Because Yale argued that the court should dismiss the female employee’s lawsuit through summary judgment, the court’s decision described the facts in the light most favorable to the female employee. According to the court, the managers at Yale at first had no problem with the female employee pumping breast milk in her shared office or in her supervisor’s office. When she got a new supervisor, however, Yale instituted a new policy that required the female employee to pump breast milk in a designated lactation room. When the female employee inquired about this new policy, she was told that someone had complained about her pumping breast milk in an office.
The female employee complied with the new policy at first but trekking down to the lactation room to pump breast milk interfered with her ability to do her job. The female employee served as a Clinical Bed Manager and her job required her to communicate with other Yale employees regarding admissions, discharges, and transfers of patients. She could not communicate with other employees while she was in and walking to and from the lactation room.

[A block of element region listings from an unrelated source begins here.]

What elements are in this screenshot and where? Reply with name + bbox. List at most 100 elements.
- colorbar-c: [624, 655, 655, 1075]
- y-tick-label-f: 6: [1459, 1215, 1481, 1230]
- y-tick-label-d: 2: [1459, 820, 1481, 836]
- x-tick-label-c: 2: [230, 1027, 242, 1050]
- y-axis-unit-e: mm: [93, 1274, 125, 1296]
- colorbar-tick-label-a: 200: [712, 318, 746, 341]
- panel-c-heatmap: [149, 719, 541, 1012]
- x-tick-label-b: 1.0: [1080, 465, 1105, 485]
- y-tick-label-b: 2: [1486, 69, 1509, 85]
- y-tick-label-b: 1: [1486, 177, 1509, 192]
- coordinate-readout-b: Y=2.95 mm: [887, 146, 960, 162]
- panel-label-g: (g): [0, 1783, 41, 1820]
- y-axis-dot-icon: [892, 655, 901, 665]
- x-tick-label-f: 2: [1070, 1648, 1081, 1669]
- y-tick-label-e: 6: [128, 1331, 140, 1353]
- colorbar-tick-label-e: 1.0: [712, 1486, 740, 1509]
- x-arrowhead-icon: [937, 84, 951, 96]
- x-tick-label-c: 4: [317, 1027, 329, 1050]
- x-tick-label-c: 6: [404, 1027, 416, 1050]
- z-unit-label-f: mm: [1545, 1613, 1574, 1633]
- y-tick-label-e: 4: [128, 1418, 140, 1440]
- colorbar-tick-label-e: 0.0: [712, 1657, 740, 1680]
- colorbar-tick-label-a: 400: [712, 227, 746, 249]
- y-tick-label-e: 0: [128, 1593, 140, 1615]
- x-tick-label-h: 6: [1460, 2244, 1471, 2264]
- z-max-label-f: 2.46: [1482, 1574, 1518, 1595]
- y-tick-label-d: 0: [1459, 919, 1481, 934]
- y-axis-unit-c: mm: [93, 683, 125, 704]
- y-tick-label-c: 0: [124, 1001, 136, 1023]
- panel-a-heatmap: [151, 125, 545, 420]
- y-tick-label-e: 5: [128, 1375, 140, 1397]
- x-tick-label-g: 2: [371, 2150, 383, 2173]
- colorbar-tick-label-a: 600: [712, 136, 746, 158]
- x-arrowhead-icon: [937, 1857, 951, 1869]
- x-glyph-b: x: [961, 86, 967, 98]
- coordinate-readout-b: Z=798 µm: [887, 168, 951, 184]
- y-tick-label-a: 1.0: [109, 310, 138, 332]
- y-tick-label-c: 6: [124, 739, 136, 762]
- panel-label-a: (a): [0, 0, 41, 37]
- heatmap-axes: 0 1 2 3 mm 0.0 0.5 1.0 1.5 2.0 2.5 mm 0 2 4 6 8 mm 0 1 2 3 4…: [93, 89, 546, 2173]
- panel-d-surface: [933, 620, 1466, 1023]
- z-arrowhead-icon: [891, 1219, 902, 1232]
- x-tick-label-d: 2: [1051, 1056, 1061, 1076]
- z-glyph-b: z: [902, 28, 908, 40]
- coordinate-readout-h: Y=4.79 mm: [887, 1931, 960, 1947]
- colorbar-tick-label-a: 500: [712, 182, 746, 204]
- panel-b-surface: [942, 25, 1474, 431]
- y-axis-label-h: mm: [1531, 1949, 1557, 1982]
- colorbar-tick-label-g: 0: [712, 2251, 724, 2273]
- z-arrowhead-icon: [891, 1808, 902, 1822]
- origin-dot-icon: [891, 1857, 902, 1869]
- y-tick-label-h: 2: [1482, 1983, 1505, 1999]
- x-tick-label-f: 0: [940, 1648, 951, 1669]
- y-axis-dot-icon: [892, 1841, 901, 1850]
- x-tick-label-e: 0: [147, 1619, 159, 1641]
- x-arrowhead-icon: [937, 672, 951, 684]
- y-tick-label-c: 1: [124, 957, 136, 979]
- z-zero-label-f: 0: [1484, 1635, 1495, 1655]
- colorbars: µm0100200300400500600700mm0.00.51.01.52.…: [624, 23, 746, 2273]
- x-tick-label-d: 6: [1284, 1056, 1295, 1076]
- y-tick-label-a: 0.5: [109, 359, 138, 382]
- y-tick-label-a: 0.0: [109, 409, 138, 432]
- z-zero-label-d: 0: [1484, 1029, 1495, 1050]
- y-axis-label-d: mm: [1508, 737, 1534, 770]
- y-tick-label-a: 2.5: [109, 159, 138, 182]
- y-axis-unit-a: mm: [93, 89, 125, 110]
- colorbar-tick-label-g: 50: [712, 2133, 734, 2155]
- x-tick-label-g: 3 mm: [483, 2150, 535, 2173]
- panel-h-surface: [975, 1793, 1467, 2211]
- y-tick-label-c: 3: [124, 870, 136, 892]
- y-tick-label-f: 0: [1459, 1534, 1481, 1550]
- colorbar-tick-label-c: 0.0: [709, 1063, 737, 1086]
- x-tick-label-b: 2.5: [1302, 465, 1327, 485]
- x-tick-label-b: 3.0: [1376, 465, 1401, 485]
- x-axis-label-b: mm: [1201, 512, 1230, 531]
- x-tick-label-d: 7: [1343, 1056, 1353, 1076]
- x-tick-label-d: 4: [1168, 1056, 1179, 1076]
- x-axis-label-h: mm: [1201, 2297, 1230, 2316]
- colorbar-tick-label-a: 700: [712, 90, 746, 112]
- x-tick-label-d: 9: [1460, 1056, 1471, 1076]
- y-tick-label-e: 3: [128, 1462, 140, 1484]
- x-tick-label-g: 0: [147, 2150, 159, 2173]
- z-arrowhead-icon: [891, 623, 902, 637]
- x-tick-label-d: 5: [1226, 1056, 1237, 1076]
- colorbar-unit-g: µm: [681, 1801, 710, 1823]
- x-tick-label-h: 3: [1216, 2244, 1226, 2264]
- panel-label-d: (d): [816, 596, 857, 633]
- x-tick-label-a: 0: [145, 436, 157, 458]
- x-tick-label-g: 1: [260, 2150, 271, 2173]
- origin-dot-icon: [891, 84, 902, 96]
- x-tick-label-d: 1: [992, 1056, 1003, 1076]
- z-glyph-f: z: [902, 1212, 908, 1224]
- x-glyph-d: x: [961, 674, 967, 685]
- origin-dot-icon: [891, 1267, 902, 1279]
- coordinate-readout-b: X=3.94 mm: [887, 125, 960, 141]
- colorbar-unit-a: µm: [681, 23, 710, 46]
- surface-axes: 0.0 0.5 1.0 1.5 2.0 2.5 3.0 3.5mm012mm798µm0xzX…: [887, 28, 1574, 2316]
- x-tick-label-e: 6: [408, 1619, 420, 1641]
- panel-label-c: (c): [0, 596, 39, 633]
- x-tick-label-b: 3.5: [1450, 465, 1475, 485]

The female employee tried to persuade management to let her return to pumping breast milk in an office, instead of the lactation room, but they refused. After butting heads on the issue a few times, Yale fired the female employee supposedly because the employee briefly viewed a patient’s chart even though viewing patient charts was related to her job. The court determined that a reasonable jury could determine that Yale illegally fired the employee because of her need to pump breast milk and because she complained about Yale interfering with her ability to pump breast milk at work.
Many female employees who must pump breast milk at work have to decide where in the workplace they will pump. While a lactation room might be helpful and make sense for some occupations, it is not going to work for everyone. This case shows that employers with rigid policies on where female employees should pump breast milk could violate a woman’s rights. It is not fair to force a female employee to choose between doing her job effectively and pumping breast milk for her child.